We must ask ourselves whether the purification of the city truly passes through these three meanings, or whether they are simply linguistic expedients used to disguise an identity that has, in fact, remained unchanged. The reflection is broader: the rethinking of the urban center involves a new form of urban physiliogy, particularly in Southern Italy, where environmental sustainability has always compensated for unsustainable building practices, and resilience is part of the South’s very DNA, given its ability to recover from earthquakes, structural decay, and floods over time.
Certainly, today a new awareness is emerging, and digitalization has become a key element in the organization of the city. Within this transformation, architecture must confront its own time, attempting to provide answers.
Unveiling the invisibility of the places in our Mediterranean is one of the possible responses.
Invisible Mediterranean(s) is an important initiative because it tells the story of an unseen South – not an easy one, but one with extraordinary cultural, tourist, and landscape potential.
It is an exploration that starts from the ground up, investigating territorially marginal realities that are nonetheless rich in content and in unusual, almost forgotten models, giving value to what can no longer be found elsewhere.
Sicily, in particular, holds strong potential to translate these models into a working hypothesis.
The three “catartic” words in the South become everyday acts of survival.
An exceptionally powerful testimony of this was given by Pier Paolo Pasolini in “La lunga strada di sabbia”, the diary of a journey in 1959 along the Italian coasts from Ventimiglia to Palmi, where, upon reaching the South, he describes expectation and joy at their highest intensity. The route toward Vallo Lucano leads him to write: “Here beauty directly produces wealth. People live in a kind of quiet ease, letting beauty work for them”.
However, the most authentic bond with the territory is increasingly difficult to maintain for smaller towns: the relationship between urbanity and rurality becomes ever more complex, to the point of being torn apart and distorted. Palermo is a paradigmatic example of this condition. The interweaving of agricultural fragments within the outskirts of the consolidated city can become a major resource. These too are invisible places – but a different kind of invisibility from that which characterizes hidden villages. They are invisible because there is no willingness to look at them, yet they are strategic for rethinking the city: not to be transformed into new building developments, but to build a connective identity and enhance their value. This means not denying environmental sustainability, the intelligence of place, or its resilience, but rather reinforcing and bringing them to light.

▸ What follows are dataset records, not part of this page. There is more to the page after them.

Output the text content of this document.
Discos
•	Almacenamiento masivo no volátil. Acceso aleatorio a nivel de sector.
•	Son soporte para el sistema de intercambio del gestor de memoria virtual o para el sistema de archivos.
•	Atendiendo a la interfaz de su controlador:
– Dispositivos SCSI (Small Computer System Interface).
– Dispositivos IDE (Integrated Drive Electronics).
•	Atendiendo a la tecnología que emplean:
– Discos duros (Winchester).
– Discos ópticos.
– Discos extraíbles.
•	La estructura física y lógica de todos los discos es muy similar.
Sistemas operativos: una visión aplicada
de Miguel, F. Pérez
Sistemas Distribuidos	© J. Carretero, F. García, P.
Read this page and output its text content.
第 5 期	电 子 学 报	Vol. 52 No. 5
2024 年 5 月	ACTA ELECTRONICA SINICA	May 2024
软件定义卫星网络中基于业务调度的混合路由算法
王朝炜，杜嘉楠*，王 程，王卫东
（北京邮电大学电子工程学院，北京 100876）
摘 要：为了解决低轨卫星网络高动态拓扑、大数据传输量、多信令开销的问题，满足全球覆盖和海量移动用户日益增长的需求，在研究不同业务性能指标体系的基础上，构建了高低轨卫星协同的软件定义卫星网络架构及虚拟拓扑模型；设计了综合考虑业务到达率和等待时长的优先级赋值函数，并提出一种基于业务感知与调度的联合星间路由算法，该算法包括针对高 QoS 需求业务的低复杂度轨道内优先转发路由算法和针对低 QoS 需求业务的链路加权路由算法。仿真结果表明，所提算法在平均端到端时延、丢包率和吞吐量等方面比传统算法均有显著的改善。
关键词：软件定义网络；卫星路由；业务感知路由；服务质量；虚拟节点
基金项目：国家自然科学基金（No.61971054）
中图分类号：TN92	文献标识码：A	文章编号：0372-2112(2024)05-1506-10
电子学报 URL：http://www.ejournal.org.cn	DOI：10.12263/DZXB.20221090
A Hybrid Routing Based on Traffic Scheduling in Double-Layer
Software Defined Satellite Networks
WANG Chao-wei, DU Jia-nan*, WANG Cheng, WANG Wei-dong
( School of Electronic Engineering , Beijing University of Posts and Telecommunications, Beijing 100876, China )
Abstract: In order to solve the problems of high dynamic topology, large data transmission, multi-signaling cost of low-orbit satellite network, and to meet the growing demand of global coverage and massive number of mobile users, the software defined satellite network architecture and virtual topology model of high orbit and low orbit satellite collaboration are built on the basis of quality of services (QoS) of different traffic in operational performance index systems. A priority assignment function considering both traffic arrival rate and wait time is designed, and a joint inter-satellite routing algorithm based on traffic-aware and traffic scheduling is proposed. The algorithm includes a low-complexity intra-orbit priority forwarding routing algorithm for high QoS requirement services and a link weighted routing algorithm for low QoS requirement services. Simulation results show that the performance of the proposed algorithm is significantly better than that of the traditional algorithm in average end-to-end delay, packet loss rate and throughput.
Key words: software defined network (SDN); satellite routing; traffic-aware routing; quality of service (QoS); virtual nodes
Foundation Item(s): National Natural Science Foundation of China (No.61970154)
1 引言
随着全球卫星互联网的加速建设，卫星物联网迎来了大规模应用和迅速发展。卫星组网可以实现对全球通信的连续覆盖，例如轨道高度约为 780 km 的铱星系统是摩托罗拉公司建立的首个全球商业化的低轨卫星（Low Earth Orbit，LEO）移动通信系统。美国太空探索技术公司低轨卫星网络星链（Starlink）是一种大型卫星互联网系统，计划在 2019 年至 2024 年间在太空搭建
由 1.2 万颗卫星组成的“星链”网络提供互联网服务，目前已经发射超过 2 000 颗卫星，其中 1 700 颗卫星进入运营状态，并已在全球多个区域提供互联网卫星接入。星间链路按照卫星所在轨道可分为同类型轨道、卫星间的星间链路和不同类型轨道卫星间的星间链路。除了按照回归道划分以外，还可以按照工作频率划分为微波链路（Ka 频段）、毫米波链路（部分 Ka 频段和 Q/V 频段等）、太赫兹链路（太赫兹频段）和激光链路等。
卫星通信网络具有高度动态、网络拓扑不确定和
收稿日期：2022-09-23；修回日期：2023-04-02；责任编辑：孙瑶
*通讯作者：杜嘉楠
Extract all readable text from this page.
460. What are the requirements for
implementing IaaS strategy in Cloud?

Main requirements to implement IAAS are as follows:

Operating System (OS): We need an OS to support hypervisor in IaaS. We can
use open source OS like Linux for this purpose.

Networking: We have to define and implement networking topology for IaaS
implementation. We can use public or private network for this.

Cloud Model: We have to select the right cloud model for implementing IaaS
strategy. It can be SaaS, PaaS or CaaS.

In the South of the Mediterranean, identity also exists in the outskirts: this is a fact that must be recognized and emphasized in order to redeem their degradation and underuse, and to extend the right to public and urban space.
Urban space is both a concept and an expanded right – an important design dimension for defining any model. It is not an independent variable, but something that deeply influences the everyday life of the individual.
In his talk on “Architettura e Salute”, delivered to the Consiglio Nazionale degli Architetti, Paesaggisti e Conservatori in July 2018, the psychiatrist Vittorio Andreoli explained with scientific rigor how human behavior is influenced by three factors: biology (the physical being, “flesh”), personality, and environment – both natural/geographical and relational – and how, for this reason, it is necessary that the natural environment and the relational environment be coeherent with one another.
All of this is architecture – architecture in Southern Italy.